As the first LGBTQ+-identified Chair in our Section’s history, but a person who is also White and cisgender, I have had a lifetime to think about the significance of being inside and outside the circle of belonging. And being outside is painful and exhausting. Workplaces that replicate these experiences are draining our reservoirs of human potential.

But this is where our profession, and our Section, can make a profound difference. Over the last several years, and accelerated last year by a global pandemic and the racial reckoning that followed the murder of George Floyd, our profession’s dogged commitment to “tradition” has begun to crack. We have had important discussions about legacies of exclusion and systemic inequity. We have recognized that workplaces that are disconnected to the authentic lives of workers are less productive and that turnover is a given if we do not create belonging across difference and sustain people with honorable benefits and pay.

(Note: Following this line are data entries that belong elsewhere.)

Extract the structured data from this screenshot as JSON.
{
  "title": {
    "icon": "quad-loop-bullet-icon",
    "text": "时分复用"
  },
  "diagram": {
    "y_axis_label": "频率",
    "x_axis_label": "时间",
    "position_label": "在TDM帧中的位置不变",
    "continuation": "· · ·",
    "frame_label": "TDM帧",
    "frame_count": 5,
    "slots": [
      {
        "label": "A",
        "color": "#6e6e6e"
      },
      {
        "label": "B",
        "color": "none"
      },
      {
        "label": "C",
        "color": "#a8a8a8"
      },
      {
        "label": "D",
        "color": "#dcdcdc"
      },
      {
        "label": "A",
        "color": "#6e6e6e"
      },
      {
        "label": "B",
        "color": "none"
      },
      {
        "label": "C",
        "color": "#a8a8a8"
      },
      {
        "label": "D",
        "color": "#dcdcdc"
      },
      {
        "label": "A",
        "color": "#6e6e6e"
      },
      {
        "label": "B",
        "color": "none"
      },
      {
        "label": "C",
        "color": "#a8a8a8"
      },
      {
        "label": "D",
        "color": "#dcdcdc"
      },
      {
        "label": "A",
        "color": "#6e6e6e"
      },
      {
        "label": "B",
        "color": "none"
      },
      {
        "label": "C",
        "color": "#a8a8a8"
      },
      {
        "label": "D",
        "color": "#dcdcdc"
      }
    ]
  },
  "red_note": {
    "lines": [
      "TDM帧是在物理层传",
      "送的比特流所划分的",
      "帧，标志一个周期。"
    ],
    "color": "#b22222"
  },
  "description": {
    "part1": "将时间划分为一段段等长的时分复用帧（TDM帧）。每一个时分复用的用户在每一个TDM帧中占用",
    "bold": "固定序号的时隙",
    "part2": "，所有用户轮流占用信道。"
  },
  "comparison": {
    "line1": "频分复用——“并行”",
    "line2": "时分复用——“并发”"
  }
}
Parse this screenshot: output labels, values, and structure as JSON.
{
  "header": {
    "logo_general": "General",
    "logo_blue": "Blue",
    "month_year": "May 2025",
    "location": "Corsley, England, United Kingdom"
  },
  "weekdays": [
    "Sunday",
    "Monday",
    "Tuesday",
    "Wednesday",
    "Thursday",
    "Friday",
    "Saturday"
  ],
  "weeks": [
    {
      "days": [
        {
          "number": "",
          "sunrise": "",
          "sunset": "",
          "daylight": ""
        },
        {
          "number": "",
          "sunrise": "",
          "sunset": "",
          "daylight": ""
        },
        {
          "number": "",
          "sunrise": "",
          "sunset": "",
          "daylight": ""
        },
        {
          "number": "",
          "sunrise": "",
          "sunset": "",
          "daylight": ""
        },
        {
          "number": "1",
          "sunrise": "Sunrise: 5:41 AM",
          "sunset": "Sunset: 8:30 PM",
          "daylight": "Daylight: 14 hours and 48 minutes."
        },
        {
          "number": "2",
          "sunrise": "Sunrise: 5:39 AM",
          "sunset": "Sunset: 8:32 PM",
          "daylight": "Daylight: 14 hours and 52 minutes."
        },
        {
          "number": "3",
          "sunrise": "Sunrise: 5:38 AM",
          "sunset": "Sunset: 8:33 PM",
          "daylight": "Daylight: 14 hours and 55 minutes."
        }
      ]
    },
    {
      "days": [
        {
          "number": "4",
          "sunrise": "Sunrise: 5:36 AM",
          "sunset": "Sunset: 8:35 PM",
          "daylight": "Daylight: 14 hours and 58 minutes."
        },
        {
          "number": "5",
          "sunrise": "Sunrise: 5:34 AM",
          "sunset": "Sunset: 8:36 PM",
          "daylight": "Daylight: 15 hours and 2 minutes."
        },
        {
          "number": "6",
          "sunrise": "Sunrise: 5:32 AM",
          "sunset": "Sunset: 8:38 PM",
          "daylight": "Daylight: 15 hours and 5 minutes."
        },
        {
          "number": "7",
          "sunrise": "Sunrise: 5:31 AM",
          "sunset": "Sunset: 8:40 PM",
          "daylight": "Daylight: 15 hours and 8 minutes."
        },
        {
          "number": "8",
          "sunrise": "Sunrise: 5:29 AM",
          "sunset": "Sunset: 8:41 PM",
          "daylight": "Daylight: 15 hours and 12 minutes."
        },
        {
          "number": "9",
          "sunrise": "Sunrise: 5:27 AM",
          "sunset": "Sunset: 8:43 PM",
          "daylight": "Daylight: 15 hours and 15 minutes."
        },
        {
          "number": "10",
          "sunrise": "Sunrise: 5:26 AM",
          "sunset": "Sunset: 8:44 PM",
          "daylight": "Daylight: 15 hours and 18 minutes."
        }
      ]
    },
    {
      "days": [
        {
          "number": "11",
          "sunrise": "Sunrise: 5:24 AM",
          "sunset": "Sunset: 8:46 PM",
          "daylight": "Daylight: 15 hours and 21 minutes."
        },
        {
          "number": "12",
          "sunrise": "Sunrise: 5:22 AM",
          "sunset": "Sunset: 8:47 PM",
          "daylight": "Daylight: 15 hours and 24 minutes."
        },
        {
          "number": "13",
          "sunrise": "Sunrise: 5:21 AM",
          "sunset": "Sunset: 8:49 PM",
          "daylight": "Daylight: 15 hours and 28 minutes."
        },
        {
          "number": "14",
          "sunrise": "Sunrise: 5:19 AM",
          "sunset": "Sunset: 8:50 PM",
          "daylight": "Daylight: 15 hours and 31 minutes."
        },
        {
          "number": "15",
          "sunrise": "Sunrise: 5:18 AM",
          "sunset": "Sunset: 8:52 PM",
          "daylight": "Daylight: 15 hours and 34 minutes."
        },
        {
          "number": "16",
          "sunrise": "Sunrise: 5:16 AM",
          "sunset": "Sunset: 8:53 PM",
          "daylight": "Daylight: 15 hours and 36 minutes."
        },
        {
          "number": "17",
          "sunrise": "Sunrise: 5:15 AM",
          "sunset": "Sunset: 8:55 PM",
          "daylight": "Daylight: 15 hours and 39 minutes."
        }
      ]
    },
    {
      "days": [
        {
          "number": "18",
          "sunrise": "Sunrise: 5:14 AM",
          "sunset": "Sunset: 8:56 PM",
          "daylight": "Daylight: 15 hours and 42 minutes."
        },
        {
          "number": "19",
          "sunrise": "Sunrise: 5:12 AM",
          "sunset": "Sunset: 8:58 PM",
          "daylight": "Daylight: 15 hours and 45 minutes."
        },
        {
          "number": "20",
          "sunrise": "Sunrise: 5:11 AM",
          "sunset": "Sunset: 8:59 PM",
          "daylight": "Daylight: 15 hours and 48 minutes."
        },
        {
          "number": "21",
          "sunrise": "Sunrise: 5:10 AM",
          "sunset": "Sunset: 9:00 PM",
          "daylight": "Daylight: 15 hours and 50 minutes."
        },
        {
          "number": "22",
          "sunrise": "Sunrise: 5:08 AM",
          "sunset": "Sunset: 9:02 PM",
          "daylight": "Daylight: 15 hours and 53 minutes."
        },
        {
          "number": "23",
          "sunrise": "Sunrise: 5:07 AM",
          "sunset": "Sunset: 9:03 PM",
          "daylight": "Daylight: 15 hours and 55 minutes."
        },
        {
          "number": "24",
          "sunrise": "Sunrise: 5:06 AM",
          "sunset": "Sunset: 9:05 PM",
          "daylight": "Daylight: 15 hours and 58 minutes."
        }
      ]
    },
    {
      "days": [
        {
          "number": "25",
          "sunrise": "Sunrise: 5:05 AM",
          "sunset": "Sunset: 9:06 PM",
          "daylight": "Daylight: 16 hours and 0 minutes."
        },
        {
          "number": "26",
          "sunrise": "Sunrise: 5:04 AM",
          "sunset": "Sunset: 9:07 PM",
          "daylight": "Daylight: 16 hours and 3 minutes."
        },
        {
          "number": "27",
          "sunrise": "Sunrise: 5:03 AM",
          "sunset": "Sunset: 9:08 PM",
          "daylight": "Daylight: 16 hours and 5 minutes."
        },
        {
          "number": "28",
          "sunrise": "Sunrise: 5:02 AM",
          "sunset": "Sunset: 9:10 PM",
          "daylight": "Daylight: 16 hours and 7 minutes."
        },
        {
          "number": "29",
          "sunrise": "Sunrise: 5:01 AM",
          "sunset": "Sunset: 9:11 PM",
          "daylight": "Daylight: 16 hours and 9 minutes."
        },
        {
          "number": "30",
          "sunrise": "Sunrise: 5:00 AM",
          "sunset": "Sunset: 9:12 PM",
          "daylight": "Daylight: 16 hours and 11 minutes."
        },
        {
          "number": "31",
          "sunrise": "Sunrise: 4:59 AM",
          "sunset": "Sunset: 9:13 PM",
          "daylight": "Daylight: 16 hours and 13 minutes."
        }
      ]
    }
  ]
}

And we have noticed that Generation Z is coming into jobs with no patience for injustice and an urgency to fix a world they believe may be headed for environmental and social disaster. We must adapt and help our clients navigate these waves of change.

So, in the midst of so much upheaval, where do we look for hope? I have been asking this a lot lately. In our Section, one does not have to look far, as our Section has been leading on these critical conversations. For example, thanks to the tireless work of our Conference Planning Committee, the 2021 Annual Section Conference amplifies and addresses the urgent workplace questions of our time. The Section, and all of us who are its members, are indebted to the leaders on our Committee who, along with our Track Coordinators, spent this past year planning this amazing content: Co-Chairs Laurie Burgess, M. Carter DeLorme, Michele Fisher, Hon. Stephanie M. Jones and Sonya Richburg; Vice-Chairs Mia Belk, Nicole (Nikki) Decter, Jeffrey A. Dretler, Karen Mock and Anne B. Shaver; Emeritae Co-Chairs Pamela Devi Chandran and Vanessa Kelly; and Section Council Liaisons Louis Lopez, George Washington and Melissa Woods. Importantly, none of our ABA work would be possible without the virtually 24-7 commitment of our incredible LEL Section staff, led by Director Brad Hoffman, with Associate Director Rose Ashford, Program Specialist Nafisat (Fifi) Adekola, and Office Administrator Gema Zaragoza.

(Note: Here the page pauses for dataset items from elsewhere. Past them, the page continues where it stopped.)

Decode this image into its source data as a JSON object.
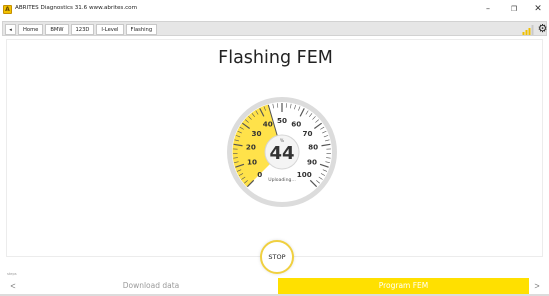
{
  "window": {
    "title": "ABRITES Diagnostics 31.6   www.abrites.com",
    "app_icon_glyph": "A",
    "minimize_glyph": "–",
    "maximize_glyph": "❐",
    "close_glyph": "✕"
  },
  "toolbar": {
    "back_glyph": "◂",
    "breadcrumbs": [
      "Home",
      "BMW",
      "123D",
      "I-Level",
      "Flashing"
    ],
    "signal_icon": "signal-strength-icon",
    "settings_icon": "gear-icon",
    "settings_glyph": "⚙",
    "colors": {
      "signal": "#f0c000",
      "signal_muted": "#c9c9c9"
    }
  },
  "main": {
    "title": "Flashing FEM",
    "gauge": {
      "value": 44,
      "min": 0,
      "max": 100,
      "value_text": "44",
      "unit": "%",
      "status": "Uploading...",
      "tick_labels": [
        "0",
        "10",
        "20",
        "30",
        "40",
        "50",
        "60",
        "70",
        "80",
        "90",
        "100"
      ],
      "colors": {
        "fill": "#ffe24a",
        "face": "#ffffff",
        "ring": "#d8d8d8",
        "text": "#333333"
      }
    },
    "stop_label": "STOP"
  },
  "footer": {
    "steps_label": "steps",
    "prev_glyph": "<",
    "next_glyph": ">",
    "steps": [
      {
        "label": "Download data",
        "state": "done"
      },
      {
        "label": "Program FEM",
        "state": "active"
      }
    ],
    "colors": {
      "active": "#ffe000",
      "done_text": "#9a9a9a"
    }
  }
}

In addition to the invigorating vision of the Conference planners and the unparalleled commitment of our Section staff, I see inspiration all around our Section, including in this year’s amazing Section awardees: Hon. Gwynne A. Wilcox (Hon. Bernice B. Donald Diversity, Equity and Inclusion in the Legal Profession Award), Louis Lopez (Federal Labor and Employment Attorney of the Year Award), Daniel Nielsen (Arvid  Anderson Public Sector Labor and Employment Attorney of the Year Award), Kyle E. Simmons (Section New/Young Lawyer Award), and the Disaster Legal Assistance Collaborative (Frances Perkins Public Service Award). Inspiration also reverberates from the leadership of our inaugural Section Diversity, Equity and Inclusion Officers Pamela Devi Chandran and (Section Vice Chair) Joseph J. Torres, and in the Section’s new Affinity Groups, where the Section is facilitating networks of lawyers of color, women lawyers, LGBTQ+ lawyers, lawyers with disabilities, and new/young lawyers. And it is radiating from brand new law school graduates just coming into the profession, including seasoned Section volunteers like 2021 graduate Michaela Posner, who has served in Section governance even before beginning her new career this fall as a union and employee lawyer.

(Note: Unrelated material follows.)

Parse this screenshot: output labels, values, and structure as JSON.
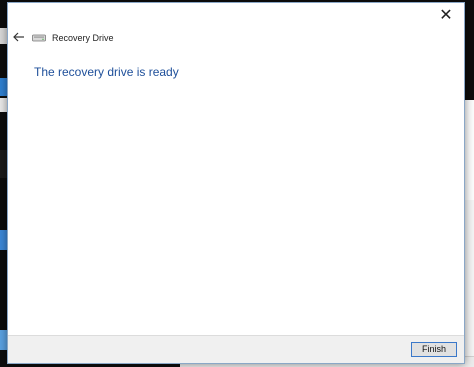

Despite our challenges, and there are many, the future is bright for our profession if we can find our inspiration and meet the moment. The people in this Section give me hope we can.

Kelly M. Dermody

Lieff, Cabraser, Heimann & Bernstein, LLP

Kelly M. Dermody, is Managing Partner of the San Francisco office of Lieff, Cabraser, Heimann & Bernstein, LLP. She is Chair of the ABA Section of Labor and Employment Law. Kelly specializes in civil rights and employment class and collective actions on behalf of plaintiffs, and individual cases addressing sexual abuse, harassment, and trafficking.